Confidence is detection-like in high-dimensional spaces

TL;DR

It is shown that Bayesian confidence estimates also exhibit heightened sensitivity to decision-congruent evidence in higher-dimensional signal detection theoretic spaces, leading to detection-like confidence criteria.

Abstract

Confidence estimates are often "detection-like" - driven by positive evidence in favour of a decision. This empirical observation has been interpreted as showing human metacognition is limited by biases or heuristics. Here we show that Bayesian confidence estimates also exhibit heightened sensitivity to decision-congruent evidence in higher-dimensional signal detection theoretic spaces, leading to detection-like confidence criteria.

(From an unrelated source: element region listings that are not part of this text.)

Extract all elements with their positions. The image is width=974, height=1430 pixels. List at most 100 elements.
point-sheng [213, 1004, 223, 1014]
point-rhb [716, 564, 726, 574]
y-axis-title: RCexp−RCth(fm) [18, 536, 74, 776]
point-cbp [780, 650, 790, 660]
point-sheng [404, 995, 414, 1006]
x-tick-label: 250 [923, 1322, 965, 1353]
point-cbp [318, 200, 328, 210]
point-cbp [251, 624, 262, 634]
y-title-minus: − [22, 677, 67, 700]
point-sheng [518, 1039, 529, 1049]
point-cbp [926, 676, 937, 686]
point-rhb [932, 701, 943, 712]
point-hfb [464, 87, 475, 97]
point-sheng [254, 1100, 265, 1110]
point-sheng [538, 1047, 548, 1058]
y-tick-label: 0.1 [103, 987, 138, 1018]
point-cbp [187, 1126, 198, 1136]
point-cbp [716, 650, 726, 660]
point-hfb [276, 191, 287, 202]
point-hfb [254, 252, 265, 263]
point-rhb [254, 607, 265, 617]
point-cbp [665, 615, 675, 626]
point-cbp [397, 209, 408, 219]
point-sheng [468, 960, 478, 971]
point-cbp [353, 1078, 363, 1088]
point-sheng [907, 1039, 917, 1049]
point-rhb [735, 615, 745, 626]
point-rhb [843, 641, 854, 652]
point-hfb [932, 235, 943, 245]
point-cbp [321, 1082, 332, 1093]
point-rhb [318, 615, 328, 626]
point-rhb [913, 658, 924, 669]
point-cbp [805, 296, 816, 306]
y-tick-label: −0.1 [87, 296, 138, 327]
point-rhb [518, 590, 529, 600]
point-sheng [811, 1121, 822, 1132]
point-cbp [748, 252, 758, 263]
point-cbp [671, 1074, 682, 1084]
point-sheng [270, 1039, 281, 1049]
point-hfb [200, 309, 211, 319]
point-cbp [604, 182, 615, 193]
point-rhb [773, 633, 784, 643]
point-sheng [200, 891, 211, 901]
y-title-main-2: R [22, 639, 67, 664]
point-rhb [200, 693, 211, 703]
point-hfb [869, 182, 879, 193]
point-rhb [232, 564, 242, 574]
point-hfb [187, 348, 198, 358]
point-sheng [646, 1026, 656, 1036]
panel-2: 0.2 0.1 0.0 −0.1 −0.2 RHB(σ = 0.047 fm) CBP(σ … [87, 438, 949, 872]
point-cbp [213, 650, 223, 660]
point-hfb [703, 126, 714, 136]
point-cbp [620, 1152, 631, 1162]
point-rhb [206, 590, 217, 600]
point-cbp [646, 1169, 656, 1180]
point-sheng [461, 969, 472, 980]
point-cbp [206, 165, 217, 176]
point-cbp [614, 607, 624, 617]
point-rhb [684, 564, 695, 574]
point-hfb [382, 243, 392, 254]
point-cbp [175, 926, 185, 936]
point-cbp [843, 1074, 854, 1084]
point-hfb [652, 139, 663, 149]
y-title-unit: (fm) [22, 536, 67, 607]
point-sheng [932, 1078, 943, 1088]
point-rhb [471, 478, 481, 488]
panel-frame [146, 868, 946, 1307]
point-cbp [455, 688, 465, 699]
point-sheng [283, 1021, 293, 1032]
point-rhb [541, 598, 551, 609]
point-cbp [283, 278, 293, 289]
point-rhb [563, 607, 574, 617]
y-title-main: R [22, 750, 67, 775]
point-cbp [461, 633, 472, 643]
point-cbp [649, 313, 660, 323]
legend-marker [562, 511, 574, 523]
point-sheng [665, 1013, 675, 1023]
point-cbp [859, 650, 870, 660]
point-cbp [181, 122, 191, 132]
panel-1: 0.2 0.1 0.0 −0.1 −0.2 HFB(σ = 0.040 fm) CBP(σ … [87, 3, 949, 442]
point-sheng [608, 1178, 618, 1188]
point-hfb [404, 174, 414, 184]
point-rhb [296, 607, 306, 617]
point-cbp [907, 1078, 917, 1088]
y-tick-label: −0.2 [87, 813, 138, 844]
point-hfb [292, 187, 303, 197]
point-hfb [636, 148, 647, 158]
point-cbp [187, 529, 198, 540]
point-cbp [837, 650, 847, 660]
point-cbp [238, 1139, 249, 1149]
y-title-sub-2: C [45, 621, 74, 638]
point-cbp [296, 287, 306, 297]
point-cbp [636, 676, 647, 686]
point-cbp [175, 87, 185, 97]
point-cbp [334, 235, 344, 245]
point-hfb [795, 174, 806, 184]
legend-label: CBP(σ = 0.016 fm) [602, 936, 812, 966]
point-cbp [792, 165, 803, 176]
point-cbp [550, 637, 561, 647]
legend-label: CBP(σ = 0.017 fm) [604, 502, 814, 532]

This effect is due to a nonlinearity induced by normalisation of confidence by a large number of unchosen alternatives. Our analysis suggests that detection-like confidence is rational when computing confidence in a higher-dimensional evidence space than that assumed by the experimenter.

Figures (16)

• Figure 1: Relationship between sensory evidence and confidence for (A) discrimination tasks and (B) detection tasks in a 2-dimensional signal detection theory (SDT) model. Circles indicate bivariate Gaussian evidence distributions produced by stimulus S1 (blue), stimulus S2 (yellow), and an absent stimulus (grey). Shaded areas indicate the optimal confidence ratings for an ideal Bayesian observer. (C-D) Two heuristic strategies for responding in discrimination tasks. Under the balance of evidence heuristic (C), confidence is sensitive to relative evidence (the distance from the diagonal). Under the response congruent evidence heuristic (D), confidence is only sensitive to evidence for the chosen option (the distance along the horizontal or vertical axis). Although the balance of evidence heuristic is the optimal strategy for discrimination tasks, confidence ratings tend to resemble the response congruent evidence heuristic, which approximates the optimal strategy in detection tasks. Modified from Mazor2023.
• Figure 2: A-E) Impact of computing confidence in higher-dimensional SDT spaces for a 2D decision between $s_1$ and $s_2$ on (A) confidence, (B) confidence's sensitivity to evidence for the chosen alternative, (C) confidence's sensitivity to evidence for the unchosen alternative, and (D-E) the positive evidence bias (PEB), here computed as the log ratio of the two previous quantities. Confidence is increasingly detection-like (cf. Figure \ref{['fig1']}) as dimensionality increases, exhibiting increased sensitivity to evidence for the chosen alternative relative to the unchosen alternative. F) Regression coefficients relating chosen and unchosen evidence samples to accuracy (left panel) and confidence (right panel). G) Posterior probabilities of each stimulus class (colored lines) and confidence (black line) along the slice indicated by the dashed white line in panel (A) for $k=10$.
• Figure 3: A) Samples from two equal variance stimulus distributions ($s_1$ and $s_2$), colour-coded by the level of confidence attached to a decision arising from each evidence sample, for increasing dimensionality. For a decision of $s_1$, confidence increases from blue to green. For a decision of $s_2$, confidence increases from red to yellow. B, C) Target:non-target variance ratio computed in (B) evidence space and (C) confidence space.
• Figure 4: Impact of computing confidence in higher-dimensional SDT spaces on confidence surfaces for a 3-way decision between $s_1$, $s_2$ and $s_3$. Conventions as in Figure \ref{['fig2']}.
• Figure 5: A) Model architecture Webb2023. An image $x$, belonging to class $y$, was passed through a deep neural network (DNN) encoder $f$, followed by two output heads: $g_{class}$ generated a decision classifying the image, and $g_{conf}$ generated a confidence score by predicting $p(\hat{y} = y)$, the probability that the decision was correct. B, C) Impact of varying the dimensionality of the training set on a positive evidence bias in confidence obtained for MNIST digit classification. The fitted lines are derived from a logarithmic model in which the impact of dimensionality on PEB saturates at higher dimensionalities.